Title :
Balancing job performance with system performance via locality-aware scheduling on torus-connected systems
Author :
Xu Yang ; Zhou Zhou ; Wei Tang ; Xingwu Zheng ; Jia Wang ; Zhiling Lan
Author_Institution :
Dept. of Comput. Sci., Illinois Inst. of Technol., Chicago, IL, USA
Abstract :
Torus-connected network is widely used in modern supercomputers due to its linear per node cost scaling and its competitive overall performance. Job scheduling system plays a critical role for the efficient use of supercomputers. As supercomputers continue growing in size, a fundamental problem arises: how to effectively balance job performance with system performance on torus-connected machines? In this work, we will present a new scheduling design named window-based locality-aware scheduling. Our design contains three novel features. First, rather than one-by-one job scheduling, our design takes a “window” of jobs, i.e. multiple jobs, into consideration for job prioritizing and resource allocation. Second, our design maintains a list of slots to preserve node contiguity information for resource allocation. Finally, we formulate our scheduling decision making into a 0-1 Multiple Knapsack Problem and present two algorithms to solve the problem.
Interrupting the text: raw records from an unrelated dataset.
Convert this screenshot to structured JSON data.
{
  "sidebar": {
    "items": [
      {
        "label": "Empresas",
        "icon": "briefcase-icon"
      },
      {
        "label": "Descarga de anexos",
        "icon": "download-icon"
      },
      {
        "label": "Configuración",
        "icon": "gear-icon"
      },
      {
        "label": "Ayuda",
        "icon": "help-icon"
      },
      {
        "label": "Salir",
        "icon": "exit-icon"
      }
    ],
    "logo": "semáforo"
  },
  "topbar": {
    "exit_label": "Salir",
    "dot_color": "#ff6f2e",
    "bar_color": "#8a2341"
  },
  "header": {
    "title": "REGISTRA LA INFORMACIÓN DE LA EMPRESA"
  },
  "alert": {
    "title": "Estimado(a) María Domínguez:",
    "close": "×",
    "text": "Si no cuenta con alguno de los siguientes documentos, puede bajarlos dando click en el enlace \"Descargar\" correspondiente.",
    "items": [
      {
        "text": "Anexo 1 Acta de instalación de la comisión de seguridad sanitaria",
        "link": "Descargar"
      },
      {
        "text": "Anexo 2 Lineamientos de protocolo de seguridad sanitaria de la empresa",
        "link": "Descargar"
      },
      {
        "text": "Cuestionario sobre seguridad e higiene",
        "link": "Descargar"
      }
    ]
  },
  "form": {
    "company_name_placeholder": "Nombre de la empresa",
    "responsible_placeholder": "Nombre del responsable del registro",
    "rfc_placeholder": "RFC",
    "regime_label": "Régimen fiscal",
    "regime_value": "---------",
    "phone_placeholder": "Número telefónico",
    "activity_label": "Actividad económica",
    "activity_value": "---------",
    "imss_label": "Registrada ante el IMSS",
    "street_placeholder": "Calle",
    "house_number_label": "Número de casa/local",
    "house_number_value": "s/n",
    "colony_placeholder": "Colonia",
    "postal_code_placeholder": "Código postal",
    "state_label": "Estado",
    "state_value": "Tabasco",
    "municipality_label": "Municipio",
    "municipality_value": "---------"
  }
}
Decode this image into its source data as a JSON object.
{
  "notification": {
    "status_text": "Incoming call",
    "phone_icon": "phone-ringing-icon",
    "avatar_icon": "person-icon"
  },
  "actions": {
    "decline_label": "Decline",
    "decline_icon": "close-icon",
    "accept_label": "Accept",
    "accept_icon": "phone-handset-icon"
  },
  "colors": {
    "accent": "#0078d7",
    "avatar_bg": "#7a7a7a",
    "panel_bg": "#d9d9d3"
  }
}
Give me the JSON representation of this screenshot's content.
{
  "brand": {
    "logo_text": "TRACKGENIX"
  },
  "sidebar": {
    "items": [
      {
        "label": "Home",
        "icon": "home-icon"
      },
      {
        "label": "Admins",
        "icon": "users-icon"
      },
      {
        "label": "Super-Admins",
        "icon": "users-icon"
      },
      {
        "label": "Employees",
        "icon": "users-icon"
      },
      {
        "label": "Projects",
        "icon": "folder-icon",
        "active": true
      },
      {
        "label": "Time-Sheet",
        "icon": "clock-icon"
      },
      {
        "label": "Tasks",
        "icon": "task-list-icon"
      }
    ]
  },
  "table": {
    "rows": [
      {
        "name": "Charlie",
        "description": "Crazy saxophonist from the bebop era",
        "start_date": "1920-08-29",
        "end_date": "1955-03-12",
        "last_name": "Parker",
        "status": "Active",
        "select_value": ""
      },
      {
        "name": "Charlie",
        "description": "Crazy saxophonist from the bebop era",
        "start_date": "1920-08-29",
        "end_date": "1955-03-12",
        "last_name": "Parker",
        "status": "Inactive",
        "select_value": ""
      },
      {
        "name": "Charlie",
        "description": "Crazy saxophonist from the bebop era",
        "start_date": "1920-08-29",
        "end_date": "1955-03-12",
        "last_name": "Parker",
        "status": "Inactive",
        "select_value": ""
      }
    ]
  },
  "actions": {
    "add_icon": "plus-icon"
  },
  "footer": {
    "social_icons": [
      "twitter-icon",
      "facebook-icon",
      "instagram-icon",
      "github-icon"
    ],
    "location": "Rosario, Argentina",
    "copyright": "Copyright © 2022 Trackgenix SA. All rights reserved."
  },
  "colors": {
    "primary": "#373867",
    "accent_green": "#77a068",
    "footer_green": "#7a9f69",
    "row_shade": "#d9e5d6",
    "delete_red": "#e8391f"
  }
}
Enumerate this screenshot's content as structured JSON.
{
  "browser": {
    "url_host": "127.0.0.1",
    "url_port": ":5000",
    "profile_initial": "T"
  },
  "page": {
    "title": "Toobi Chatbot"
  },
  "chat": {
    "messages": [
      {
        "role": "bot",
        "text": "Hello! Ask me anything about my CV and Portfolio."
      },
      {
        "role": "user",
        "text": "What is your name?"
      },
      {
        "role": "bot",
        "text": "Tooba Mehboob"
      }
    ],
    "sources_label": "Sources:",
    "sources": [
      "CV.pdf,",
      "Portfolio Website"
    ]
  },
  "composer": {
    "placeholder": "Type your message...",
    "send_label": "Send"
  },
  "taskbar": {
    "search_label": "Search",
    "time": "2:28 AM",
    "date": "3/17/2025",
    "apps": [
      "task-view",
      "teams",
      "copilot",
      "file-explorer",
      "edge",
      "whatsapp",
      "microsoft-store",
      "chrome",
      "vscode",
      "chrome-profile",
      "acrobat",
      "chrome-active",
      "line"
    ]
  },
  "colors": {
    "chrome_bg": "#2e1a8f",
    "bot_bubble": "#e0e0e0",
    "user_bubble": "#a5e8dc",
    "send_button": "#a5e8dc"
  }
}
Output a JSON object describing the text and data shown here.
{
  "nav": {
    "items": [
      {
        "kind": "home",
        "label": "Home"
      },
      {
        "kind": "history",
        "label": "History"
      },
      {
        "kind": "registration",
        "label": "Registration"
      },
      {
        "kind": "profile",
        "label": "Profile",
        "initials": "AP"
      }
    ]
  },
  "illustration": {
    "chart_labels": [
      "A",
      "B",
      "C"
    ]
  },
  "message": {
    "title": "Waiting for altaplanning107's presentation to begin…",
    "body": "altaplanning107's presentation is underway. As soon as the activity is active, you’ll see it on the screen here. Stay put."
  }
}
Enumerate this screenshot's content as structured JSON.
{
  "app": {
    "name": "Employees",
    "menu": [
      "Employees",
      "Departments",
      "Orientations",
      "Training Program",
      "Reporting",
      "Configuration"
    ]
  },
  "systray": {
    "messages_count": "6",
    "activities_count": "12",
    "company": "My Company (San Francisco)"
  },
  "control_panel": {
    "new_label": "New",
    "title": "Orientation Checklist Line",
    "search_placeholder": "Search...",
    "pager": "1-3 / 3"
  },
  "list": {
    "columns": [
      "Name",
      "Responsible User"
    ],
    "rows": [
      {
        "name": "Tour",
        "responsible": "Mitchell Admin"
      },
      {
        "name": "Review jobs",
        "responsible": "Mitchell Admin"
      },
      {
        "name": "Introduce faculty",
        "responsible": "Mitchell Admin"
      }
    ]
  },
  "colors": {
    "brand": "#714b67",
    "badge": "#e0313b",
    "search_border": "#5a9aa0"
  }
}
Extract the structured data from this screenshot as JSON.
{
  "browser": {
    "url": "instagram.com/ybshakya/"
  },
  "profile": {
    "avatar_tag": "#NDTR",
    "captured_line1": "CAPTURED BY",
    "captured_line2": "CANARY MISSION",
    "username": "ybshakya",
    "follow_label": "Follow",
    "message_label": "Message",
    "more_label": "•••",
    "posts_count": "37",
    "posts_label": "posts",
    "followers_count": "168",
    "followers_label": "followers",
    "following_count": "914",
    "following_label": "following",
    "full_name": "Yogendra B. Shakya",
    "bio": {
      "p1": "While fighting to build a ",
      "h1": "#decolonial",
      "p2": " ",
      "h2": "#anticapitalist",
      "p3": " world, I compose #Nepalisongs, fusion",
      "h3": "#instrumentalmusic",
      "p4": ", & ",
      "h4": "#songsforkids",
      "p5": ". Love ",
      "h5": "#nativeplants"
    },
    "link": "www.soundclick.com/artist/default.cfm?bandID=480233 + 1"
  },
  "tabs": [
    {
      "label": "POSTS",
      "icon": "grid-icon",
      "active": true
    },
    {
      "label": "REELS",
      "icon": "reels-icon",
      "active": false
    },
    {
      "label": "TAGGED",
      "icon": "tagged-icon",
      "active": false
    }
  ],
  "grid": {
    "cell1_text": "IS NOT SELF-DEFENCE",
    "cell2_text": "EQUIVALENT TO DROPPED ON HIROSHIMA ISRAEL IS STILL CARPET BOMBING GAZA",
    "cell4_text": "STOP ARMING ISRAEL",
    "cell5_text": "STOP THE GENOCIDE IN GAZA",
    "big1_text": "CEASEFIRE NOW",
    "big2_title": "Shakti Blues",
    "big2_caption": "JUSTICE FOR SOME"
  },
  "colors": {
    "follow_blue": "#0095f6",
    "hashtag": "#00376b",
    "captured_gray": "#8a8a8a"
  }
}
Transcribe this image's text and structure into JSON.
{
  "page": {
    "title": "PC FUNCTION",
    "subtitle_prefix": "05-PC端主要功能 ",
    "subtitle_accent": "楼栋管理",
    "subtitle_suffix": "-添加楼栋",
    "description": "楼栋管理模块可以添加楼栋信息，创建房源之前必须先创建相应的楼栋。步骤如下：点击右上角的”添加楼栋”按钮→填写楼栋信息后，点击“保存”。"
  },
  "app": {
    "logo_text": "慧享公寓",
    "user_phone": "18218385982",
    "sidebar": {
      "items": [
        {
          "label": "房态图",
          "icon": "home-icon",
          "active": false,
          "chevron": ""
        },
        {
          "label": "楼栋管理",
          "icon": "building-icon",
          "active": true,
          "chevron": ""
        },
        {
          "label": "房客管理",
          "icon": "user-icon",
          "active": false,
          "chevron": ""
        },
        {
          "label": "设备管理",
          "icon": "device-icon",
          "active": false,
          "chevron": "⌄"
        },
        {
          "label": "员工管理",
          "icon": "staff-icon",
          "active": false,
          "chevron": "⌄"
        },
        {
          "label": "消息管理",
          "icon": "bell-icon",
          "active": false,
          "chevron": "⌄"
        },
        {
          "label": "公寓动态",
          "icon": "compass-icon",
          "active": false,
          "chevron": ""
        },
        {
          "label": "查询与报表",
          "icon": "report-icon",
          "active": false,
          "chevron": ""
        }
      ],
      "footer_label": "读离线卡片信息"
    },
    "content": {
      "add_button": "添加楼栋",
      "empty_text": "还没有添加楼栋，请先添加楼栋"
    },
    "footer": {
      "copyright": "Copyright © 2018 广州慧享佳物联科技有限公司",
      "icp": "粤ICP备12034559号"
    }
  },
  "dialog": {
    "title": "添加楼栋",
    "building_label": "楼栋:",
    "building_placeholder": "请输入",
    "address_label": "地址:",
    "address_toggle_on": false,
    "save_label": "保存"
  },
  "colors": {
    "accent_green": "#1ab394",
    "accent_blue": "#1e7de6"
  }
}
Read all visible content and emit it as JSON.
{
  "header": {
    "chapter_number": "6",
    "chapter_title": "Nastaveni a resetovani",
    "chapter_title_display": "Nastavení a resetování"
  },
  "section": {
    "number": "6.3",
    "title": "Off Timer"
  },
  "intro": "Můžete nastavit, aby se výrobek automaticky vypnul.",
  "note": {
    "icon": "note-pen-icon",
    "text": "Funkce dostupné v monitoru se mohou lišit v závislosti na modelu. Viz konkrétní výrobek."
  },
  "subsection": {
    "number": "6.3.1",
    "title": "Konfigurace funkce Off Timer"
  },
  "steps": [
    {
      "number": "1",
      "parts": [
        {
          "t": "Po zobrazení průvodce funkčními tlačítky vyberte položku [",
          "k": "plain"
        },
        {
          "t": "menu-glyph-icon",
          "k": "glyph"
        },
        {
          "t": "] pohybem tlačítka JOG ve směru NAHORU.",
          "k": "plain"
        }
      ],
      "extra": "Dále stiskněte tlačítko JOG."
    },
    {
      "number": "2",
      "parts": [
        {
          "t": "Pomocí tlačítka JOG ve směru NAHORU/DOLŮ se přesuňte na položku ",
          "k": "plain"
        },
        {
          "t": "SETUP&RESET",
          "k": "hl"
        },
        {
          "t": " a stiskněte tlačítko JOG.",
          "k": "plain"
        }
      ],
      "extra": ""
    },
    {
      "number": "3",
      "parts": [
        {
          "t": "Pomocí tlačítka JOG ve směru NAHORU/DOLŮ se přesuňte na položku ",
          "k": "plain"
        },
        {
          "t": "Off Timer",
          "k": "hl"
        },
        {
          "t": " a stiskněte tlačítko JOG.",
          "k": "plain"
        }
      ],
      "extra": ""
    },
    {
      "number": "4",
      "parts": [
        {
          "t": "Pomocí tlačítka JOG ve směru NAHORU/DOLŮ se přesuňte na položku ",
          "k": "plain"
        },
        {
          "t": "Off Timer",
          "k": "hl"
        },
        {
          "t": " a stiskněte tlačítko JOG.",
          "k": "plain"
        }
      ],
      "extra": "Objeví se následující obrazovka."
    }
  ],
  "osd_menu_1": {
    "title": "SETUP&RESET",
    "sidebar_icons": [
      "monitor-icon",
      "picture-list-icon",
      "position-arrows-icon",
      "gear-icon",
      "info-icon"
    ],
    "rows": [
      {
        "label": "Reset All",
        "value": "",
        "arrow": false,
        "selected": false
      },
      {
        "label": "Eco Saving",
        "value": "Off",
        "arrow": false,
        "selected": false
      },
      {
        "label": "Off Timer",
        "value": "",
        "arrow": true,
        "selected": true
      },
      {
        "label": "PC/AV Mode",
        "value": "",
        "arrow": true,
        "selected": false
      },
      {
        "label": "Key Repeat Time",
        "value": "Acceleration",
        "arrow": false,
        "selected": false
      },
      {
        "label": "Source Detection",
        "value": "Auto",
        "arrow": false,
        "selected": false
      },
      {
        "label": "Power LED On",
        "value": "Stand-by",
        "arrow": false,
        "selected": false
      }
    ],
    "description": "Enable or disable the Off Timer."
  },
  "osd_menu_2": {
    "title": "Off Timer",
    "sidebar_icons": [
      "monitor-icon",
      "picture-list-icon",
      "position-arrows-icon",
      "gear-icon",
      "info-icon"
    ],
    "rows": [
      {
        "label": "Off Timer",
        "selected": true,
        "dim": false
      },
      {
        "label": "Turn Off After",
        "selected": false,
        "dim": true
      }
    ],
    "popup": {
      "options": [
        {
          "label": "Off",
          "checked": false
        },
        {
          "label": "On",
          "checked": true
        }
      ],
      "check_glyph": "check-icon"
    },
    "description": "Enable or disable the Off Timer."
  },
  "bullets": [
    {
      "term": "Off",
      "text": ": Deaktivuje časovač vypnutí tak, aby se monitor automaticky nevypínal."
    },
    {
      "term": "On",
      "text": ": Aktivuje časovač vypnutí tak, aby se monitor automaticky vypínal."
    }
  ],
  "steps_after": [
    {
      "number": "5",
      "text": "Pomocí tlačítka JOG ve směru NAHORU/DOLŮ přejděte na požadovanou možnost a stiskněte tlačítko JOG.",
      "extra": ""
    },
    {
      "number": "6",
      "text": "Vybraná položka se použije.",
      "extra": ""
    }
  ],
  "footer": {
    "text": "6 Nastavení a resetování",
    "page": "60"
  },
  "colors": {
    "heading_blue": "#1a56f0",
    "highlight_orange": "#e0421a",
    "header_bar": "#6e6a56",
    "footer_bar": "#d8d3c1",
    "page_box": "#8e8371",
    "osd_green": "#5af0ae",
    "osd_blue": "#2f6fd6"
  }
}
A series of trace-based simulations using job logs collected from production supercomputers indicate that this new scheduling design has real potentials and can effectively balance job performance and system performance.
Keywords :
knapsack problems; mobile computing; parallel machines; performance evaluation; processor scheduling; 0-1 multiple knapsack problem; competitive overall performance; job performance; job prioritizing; job scheduling system; node contiguity information; resource allocation; scheduling decision making; scheduling design; supercomputers; system performance; torus-connected machines; torus-connected network; trace-based simulations; window-based locality-aware scheduling; Approximation algorithms; Greedy algorithms; Processor scheduling; Resource management; Scheduling; Supercomputers; System performance;
Conference_Titel :
Cluster Computing (CLUSTER), 2014 IEEE International Conference on
Conference_Location :
Madrid
DOI :
10.1109/CLUSTER.2014.6968751